In recent years her arthritis set in and our son Tim became her primary caregiver taking her for her walks on the golf course in our golf cart. Her ears always perked up when she saw the sprinklers, but now she briefly walked through them.

She was slowing down. After a week where her breathing became labored (and the Woo-Wooing stopped), we took her to see her vet Dr. Erin O’Donnell. With many tears we learned that she had liver cancer and other complications and it was time for us to think about home hospice and have a family decision to have Lady euthanized, which the vet would do at our home.

Lady continued to deteriorate and we decided the next morning that it was her time. We arranged for Dr. O’Donnell to visit on Sunday morning April 24.

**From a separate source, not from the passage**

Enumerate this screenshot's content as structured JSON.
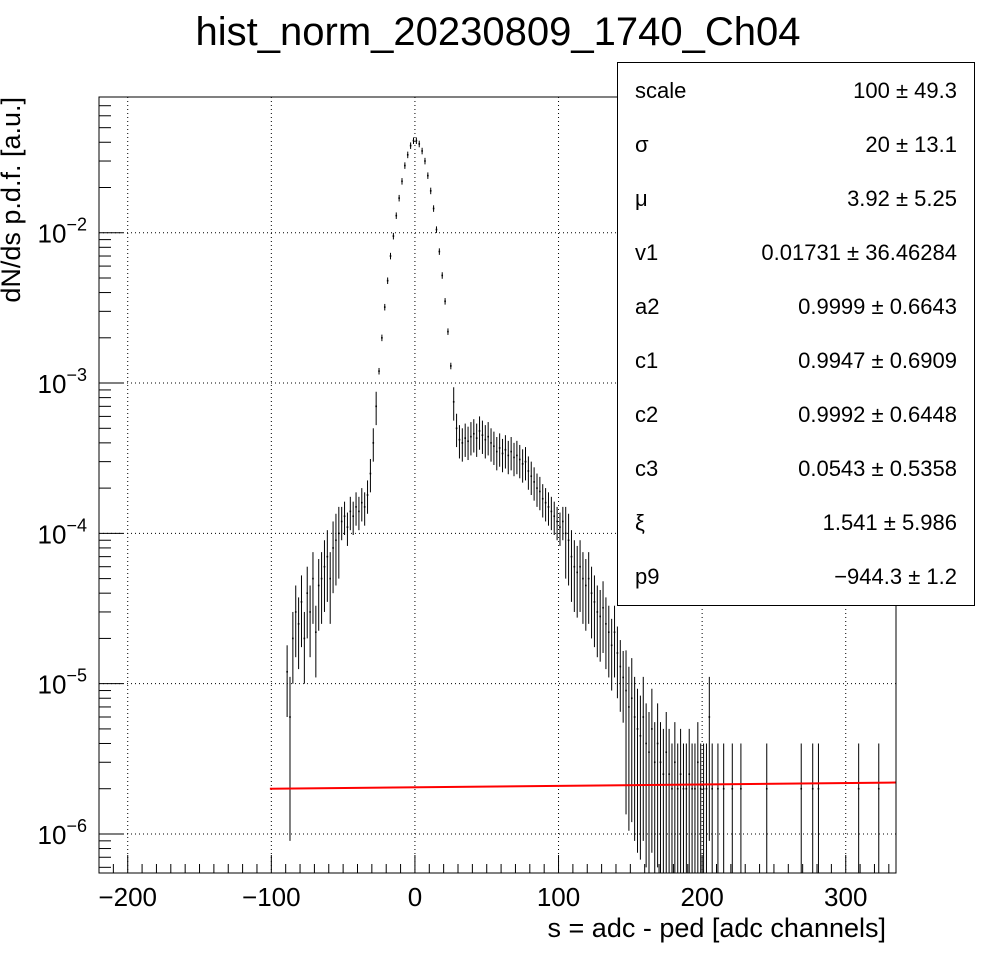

On Saturday evening April 23 Tim notified our neighbors that Lady would be taking her last golf ride at 5:30 p.m. and they were invited to say good-bye. Lining up on their driveways along Samaniego Drive, many folks with many tears gave her their last touches and hugs. Tim then drove to a favorite vista looking down the ninth fairway of the Catalina Course. At 6:15 p.m. she died in his arms.

We think she was thinking about us until the end as she spared us the trauma of the act of mercy scheduled for the next morning. She was a creature of love with so much spirit, strength and loyalty, a sense of humor, a shepherd, and we were her flock. We were so blessed to have her as a member of our family. Lady was 13.